Buying your first home can be nerve-racking, challenging, and scary all at the same time. But with a little education up front and a lot of preparation on the back end you too can stop paying rent and become a homeowner. The benefits of long term homeownership are obvious and well documented so it’s well worth it to take the necessary steps to become a homeowner. We have gathered some helpful information for buying your first home with three tips to make the process easier.
Start the Process Early and Be Sure to Check Your Credit
I work with home buyers every day running credit reports and evaluating credit. One of the biggest problems I see when working with new home buyers is they start the loan process too late and right before they need to move from their current residence. The biggest problem this causes is when something unexpected appears on a credit report that will take time to repair. This happens often, especially with first time home buyers that may have not managed their credit so diligently in their younger years so they need time to make some adjustments and improvements to their credit report.
Depending on how a buyer feels about their credit, I recommend a buyer works with a loan officer six months to a year before they will be ready to buy so we can look at the credit report early and fix anything that comes up. Loan officers like me primarily look at credit, income, and debt to determine if a buyer is qualified to buy a home. Borrowers must be able to show the “ability to repay” their mortgage so a thorough evaluation of one’s credit, income, and debts is always done at the beginning of the mortgage loan process.
If you want to check your credit even earlier and be proactive on your own, go to AnnualCreditReport.com to get a copy of your free credit report from each of the three credit bureaus.

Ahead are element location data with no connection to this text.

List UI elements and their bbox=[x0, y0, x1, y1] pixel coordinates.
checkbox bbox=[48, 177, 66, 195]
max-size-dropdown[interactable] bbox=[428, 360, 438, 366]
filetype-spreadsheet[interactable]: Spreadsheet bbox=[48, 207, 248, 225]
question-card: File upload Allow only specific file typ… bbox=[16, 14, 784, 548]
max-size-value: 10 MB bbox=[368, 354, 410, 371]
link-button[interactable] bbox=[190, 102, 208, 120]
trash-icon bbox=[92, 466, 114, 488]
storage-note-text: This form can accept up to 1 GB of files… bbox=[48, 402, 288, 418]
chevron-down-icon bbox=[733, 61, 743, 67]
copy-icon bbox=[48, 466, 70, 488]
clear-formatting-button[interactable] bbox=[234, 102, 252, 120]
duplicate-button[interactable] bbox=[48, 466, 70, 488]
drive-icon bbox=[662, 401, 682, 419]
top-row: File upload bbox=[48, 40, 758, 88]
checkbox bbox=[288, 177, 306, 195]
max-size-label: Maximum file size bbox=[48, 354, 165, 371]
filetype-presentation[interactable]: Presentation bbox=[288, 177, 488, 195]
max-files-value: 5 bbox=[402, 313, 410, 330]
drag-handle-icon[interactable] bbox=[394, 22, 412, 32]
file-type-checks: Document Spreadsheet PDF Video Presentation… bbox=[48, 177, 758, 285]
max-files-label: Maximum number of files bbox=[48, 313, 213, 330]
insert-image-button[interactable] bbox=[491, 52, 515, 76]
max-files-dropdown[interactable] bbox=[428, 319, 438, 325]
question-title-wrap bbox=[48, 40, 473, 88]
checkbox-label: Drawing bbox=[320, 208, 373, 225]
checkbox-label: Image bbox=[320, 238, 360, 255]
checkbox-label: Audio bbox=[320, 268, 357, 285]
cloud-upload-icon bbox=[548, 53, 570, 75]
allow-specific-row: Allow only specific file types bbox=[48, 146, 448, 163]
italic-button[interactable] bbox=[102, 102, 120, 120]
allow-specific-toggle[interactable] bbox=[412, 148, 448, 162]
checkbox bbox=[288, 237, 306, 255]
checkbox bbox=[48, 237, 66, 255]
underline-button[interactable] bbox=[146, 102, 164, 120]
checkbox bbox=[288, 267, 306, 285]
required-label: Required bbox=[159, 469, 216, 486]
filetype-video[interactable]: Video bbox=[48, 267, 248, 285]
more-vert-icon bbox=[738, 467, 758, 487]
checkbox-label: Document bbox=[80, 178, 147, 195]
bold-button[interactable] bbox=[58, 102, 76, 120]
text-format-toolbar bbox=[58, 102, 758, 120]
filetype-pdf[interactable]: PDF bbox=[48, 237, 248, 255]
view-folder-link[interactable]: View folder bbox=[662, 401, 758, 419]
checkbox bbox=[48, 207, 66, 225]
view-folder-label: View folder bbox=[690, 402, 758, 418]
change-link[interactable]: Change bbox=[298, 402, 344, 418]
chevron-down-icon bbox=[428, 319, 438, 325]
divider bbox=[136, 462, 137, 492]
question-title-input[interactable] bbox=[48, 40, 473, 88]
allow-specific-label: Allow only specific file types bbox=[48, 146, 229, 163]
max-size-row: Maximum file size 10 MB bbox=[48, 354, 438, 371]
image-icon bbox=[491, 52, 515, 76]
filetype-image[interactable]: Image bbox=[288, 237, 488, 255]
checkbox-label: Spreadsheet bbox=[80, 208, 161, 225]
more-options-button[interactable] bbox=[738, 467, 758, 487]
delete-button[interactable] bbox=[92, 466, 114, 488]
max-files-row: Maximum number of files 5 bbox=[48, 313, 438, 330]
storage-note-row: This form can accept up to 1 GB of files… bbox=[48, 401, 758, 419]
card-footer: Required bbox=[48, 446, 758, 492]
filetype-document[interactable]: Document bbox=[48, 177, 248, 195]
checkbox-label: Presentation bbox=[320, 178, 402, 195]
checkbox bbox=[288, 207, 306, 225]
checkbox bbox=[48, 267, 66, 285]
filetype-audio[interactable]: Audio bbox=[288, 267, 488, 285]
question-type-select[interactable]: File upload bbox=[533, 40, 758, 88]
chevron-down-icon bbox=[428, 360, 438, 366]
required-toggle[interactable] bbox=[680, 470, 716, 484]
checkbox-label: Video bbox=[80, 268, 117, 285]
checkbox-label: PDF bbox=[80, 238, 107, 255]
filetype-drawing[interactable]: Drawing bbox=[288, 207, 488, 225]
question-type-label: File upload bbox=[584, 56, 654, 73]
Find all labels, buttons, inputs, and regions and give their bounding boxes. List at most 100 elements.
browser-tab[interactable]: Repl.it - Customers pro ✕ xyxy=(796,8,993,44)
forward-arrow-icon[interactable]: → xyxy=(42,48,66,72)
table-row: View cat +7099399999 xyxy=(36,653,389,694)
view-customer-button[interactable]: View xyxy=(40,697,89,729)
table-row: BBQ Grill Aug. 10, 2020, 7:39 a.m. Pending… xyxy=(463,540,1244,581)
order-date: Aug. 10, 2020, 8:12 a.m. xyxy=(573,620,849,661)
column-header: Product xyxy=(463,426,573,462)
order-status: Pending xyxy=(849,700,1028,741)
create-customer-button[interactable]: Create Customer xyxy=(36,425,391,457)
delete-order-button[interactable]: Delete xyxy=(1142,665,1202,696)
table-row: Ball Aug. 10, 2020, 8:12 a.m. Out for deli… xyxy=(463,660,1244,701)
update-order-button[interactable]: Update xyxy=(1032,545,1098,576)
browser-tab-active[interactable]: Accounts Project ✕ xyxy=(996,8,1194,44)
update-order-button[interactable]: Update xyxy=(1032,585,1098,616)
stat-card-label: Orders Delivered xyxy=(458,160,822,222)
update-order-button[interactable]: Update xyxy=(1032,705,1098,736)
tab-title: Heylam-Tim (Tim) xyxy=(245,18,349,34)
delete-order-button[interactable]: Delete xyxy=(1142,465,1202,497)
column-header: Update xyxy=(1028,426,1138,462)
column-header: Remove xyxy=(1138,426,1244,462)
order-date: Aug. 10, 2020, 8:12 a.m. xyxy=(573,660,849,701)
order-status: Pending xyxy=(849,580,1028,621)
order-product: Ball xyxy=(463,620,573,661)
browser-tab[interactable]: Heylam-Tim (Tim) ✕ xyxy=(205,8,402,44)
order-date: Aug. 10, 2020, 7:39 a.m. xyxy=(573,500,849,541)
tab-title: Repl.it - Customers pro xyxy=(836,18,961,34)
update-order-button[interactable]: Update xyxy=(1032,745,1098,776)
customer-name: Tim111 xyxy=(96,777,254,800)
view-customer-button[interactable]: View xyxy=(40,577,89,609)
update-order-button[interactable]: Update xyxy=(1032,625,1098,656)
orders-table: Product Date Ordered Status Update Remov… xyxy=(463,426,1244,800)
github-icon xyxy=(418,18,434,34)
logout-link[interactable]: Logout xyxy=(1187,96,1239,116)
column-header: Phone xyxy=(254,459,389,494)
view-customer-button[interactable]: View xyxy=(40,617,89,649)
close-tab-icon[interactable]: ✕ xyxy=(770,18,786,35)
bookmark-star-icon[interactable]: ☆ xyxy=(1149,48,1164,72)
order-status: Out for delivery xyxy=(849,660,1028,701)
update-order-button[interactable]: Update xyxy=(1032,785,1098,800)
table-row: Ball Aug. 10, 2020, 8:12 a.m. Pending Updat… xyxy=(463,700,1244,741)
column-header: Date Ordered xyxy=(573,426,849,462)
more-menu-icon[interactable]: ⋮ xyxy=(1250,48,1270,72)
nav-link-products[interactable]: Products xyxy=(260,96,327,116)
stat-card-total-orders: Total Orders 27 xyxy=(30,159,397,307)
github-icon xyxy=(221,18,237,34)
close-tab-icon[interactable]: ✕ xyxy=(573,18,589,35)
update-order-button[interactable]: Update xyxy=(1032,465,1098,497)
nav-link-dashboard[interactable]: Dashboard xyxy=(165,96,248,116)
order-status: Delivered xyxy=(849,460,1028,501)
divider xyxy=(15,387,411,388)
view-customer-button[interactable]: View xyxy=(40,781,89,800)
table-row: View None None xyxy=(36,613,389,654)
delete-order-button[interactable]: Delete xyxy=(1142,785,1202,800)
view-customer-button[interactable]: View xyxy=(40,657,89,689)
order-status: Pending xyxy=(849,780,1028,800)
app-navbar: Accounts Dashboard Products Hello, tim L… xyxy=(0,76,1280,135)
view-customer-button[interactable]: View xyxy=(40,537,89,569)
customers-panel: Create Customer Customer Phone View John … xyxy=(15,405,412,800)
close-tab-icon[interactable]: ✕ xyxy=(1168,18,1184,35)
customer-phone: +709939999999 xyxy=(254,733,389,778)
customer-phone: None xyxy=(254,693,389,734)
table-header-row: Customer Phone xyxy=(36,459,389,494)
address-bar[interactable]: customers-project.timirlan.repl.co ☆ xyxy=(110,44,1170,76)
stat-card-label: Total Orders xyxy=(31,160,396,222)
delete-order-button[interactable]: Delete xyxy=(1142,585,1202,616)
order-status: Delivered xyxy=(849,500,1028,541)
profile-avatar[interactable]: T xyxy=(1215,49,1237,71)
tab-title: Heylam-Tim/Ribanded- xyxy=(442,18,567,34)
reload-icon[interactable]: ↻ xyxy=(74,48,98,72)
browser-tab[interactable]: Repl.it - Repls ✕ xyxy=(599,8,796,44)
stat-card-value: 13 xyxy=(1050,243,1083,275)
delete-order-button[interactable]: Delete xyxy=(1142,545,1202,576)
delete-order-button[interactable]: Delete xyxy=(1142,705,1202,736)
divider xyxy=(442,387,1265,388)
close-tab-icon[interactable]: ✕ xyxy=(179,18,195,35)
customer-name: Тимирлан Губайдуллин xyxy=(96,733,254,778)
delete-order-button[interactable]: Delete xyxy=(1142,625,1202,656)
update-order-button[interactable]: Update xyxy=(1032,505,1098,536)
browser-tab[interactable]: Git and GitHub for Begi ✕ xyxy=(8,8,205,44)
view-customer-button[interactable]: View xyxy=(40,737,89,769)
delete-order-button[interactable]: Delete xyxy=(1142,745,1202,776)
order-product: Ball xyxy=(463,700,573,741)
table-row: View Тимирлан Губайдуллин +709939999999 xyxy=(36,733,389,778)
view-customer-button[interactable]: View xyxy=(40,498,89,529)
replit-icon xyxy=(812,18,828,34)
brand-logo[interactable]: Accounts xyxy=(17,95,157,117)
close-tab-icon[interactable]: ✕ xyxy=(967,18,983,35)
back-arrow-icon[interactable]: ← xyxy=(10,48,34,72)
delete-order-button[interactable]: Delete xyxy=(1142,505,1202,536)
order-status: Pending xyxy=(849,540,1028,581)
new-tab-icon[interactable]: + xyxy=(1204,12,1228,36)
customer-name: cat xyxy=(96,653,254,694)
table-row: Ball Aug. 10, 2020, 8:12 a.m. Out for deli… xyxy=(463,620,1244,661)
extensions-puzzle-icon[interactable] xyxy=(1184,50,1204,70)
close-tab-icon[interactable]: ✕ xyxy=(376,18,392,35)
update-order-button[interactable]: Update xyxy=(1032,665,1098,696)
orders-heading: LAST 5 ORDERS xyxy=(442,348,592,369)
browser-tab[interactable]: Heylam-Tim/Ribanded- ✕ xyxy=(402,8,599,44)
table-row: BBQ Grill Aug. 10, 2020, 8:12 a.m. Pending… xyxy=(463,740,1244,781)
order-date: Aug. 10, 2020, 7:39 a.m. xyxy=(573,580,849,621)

For an extra fee you can find out what your numerical score is, but just checking the reports should give you a good sense of what lenders will see. Review the reports for mistakes, unpaid accounts or collection accounts. If you see any credit errors or mistakes reported on your credit report, it may make sense to write to the credit bureaus to request that the items be removed.
Be diligent about managing your credit and use one of the credit monitoring services offered directly by one of the three credit bureaus. Pay all your credit cards on-time and keep your balances as low as possible. Staying active with your credit and managing your finances responsibly should place you on the right path to homeownership.
Know your Debt-to-Income Ratio
Stating the obvious for potential home buyers, the lower your debt, the more qualified you are to buy a home. But how much debt is too much is a question that I am asked often by new clients, I normally answer by saying “everyone has a different acceptable level of debt because we all earn different amounts of income”. The debt-to-income (DTI) ratio is defined as adding up all of your monthly debt payments and dividing that by your monthly gross income. That calculation is something a mortgage loan officer evaluates on every loan application and it is an important criteria to evaluate in order to qualify a potential home buyer.
There are different acceptable debt-to-income ratio requirements for the different loan programs and your loan officer can explain each of these to you based on the loan program you are using. But a general rule is to try and keep your debt-to-income ratio under 43% in order to qualify to buy a home. Knowing how much debt you have in relation to your gross monthly income is a great first step in the home buying process.
Know How Much You Need for a Down Payment
Coming up with that initial down payment can be a challenge for many first time homebuyers. There are mortgage programs ideally suited for first time homebuyers such as FHA mortgage loans which only require 3.5% down, whereas Conventional loans are a tad bit higher with only a 5% down payment required. Those eligible for VA loans can get 100% down payment financing depending on their VA home loan program eligibility.
There are also down payment assistance loan programs for first time homebuyers that have qualification requirements centered around income levels, minimum credit score requirements, and debt-to-income ratio limitations. For those that qualify this can be a great way to get in to a home and have your down payment covered.
First time homebuyers should set a goal to have some funds saved and earmarked for their first home purchase. In addition to the down payment there will be closing costs involved with a home purchase so home buyers should also be prepared for this expense. Home buyers should start saving early, don’t spend your tax refund checks, save any bonuses, and save any extra cash that you are able to get in to the bank.
Organize, Organize, Organize your documents
“We see borrowers all of the time who want to buy a home but haven’t kept good financial records over the years and then struggle to gather the necessary financial documentation needed to apply for a loan” says Stephen Khan, a Phoenix, Arizona based mortgage loan officer. Potential home buyers need to make a habit of keeping good financial records, make their credit payments on time with no late payments, and have an established relationship with their preferred bank or credit union with money saved for their upcoming home purchase. “We try to make the mortgage process as simple as possible by giving the borrower a straight-forward list of documents they need to provide when applying for a mortgage” says Khan.
The best advice is to keep good financial records of income, debts, savings and investments so when the time comes to produce those documents they are in a file organized and ready to go. You would be surprised at how hard it is to piece this information together quickly if a home buyer hasn’t been keeping good records over the years.